Терроризм претерпевал изменения. Борьба с терроризмом — нет.

После раскрытия Манильского заговора президент Клинтон стал добиваться существенного расширения полномочий ФБР по прослушиванию телефонных разговоров и ведению негласного наблюдения. Самый консервативный за двадцать лет конгресс остановил его. Конгресс лишил законопроект его главных положений — и возрождал их все последующие шесть лет в Законе о патриотизме.

Месяцы пререканий привели к тому, что остались только три серьезные меры. Новое законодательство контролировало продажу взрывчатых веществ и создавало тайные судебные процедуры для людей, подозреваемых в терроризме. Оно давало президенту добро на то, чтобы «подрывать, ликвидировать и уничтожать международные инфраструктуры, используемые международными террористами»[614]. Международные инфраструктуры — это был политический язык. Цель закона была ясна: уничтожать террористов. Но сначала Соединенным Штатам нужно было их найти.

21 июня 1995 года Клинтон подписал тайный приказ с целью создания новой системы антитеррористической деятельности в США. Он поместил ФБР на ее вершину. Как это могло работать в условиях, когда президент и директор ФБР не разговаривали друг с другом, равно как и многое другое, не уточнялось.

«Мы не позволим терроризму достичь его целей, — так начиналась Директива президента 39 (PDD 39). — Своими усилиями по обеспечению правопорядка мы ясно дадим понять, что у нас нет более важной задачи, чем поиски, арест и судебное преследование террористов»[615].

PDD 39 возложила на ФБР ответственность за обнаружение скрытых арсеналов ядерного, биологического и химического оружия силами «надежных и быстро развертываемых антитеррористических групп». Гувера эта угроза начала беспокоить еще почти пятьдесят лет назад. В 1995 году в ФБР было меньше пяти агентов, занимавшихся оружием массового уничтожения. Министр юстиции Рено немедленно отправила в конгресс запрос еще на 175 человек. Она этих сотрудников получила.

Эта директива сделала переправку в США людей, подозреваемых в терроризме — похищение их за границей и предание суду — «вопросом первостепенной важности». За последнее десятилетие при президентах Рейгане и Буше такая переправка применялась редко и под фанфары. Она станет обычным делом при Клинтоне, но осуществлялась она тайно.

Президент велел Бюро «собирать, анализировать и передавать разведданные о террористических группах и деятельности международных террористов в Соединенных Штатах». У этого распоряжения не было реального прецедента. ФБР умело собирать разведывательную информацию вполне компетентно. Но у него не было возможности ее анализировать. У него недоставало трех существенных элементов: людей, компьютеров и времени.

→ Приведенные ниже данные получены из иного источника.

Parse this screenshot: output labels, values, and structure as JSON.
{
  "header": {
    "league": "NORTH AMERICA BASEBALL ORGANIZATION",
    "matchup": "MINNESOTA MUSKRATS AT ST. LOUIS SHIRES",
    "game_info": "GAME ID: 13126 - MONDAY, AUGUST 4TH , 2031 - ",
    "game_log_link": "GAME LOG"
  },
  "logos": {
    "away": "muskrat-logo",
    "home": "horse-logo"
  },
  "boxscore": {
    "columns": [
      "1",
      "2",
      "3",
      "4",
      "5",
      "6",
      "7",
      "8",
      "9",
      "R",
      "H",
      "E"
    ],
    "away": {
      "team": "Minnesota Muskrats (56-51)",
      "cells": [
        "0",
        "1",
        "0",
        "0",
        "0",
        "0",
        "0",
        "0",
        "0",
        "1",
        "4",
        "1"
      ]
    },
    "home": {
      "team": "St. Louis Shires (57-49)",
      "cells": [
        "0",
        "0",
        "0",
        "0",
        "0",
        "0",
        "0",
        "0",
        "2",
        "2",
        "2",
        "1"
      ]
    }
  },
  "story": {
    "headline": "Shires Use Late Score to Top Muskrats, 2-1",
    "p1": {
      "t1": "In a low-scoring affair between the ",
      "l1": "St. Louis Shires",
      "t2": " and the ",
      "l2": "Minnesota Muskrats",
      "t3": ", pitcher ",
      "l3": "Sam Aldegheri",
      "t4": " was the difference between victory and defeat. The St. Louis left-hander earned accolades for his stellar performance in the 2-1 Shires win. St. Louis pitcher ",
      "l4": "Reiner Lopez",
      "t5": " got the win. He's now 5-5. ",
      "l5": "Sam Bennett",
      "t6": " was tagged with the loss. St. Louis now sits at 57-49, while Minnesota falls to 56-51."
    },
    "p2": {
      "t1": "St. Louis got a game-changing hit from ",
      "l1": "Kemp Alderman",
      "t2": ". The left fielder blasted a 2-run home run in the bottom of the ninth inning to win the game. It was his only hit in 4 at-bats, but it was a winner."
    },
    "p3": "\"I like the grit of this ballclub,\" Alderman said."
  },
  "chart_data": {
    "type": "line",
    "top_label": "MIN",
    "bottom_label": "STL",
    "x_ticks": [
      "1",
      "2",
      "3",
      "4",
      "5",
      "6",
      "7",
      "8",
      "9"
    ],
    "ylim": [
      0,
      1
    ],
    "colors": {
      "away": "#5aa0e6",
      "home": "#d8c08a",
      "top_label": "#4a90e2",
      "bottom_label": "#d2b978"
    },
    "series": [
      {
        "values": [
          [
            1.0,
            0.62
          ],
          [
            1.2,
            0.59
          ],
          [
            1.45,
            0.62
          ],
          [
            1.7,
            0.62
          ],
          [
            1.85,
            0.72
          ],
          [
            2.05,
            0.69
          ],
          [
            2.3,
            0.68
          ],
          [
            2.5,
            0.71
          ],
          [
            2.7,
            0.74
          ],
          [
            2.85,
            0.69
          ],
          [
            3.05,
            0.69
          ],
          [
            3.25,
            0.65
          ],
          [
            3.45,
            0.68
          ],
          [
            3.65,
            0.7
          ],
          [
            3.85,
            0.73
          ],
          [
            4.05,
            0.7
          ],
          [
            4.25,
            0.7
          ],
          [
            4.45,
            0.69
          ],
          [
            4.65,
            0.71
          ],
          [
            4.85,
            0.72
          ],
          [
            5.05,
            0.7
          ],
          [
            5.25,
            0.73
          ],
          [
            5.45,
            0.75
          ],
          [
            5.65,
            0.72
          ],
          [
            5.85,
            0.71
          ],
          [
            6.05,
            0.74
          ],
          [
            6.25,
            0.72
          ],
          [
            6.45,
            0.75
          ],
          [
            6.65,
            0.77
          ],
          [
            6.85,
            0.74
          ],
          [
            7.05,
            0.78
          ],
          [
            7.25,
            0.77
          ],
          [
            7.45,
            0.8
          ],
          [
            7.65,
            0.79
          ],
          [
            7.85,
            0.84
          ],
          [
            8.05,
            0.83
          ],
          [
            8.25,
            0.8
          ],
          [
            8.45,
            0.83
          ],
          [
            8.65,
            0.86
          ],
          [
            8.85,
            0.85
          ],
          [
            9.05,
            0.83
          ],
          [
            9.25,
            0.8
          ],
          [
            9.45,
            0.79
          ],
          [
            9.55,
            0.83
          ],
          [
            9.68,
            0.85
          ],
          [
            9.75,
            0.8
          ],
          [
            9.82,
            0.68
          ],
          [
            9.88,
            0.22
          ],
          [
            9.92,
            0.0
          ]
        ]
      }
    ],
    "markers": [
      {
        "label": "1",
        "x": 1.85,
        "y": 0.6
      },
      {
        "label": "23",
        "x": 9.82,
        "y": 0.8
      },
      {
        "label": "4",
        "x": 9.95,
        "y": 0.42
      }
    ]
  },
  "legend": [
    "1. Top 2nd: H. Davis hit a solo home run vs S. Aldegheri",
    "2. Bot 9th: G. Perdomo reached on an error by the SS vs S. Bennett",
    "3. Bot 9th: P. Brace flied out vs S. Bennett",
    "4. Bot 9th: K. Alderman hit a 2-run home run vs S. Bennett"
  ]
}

В директиве содержалось и еще более высокое препятствие: «Директора Центрального разведывательного управления и ФБР должны лично обеспечить, чтобы их ведомства достигли максимального сотрудничества в противодействии терроризму, — говорилось в ней. — ЦРУ и ФБР должны обеспечивать своевременный обмен информацией о террористах». Они должны были делиться разведывательной информацией. Они должны были общаться и работать вместе.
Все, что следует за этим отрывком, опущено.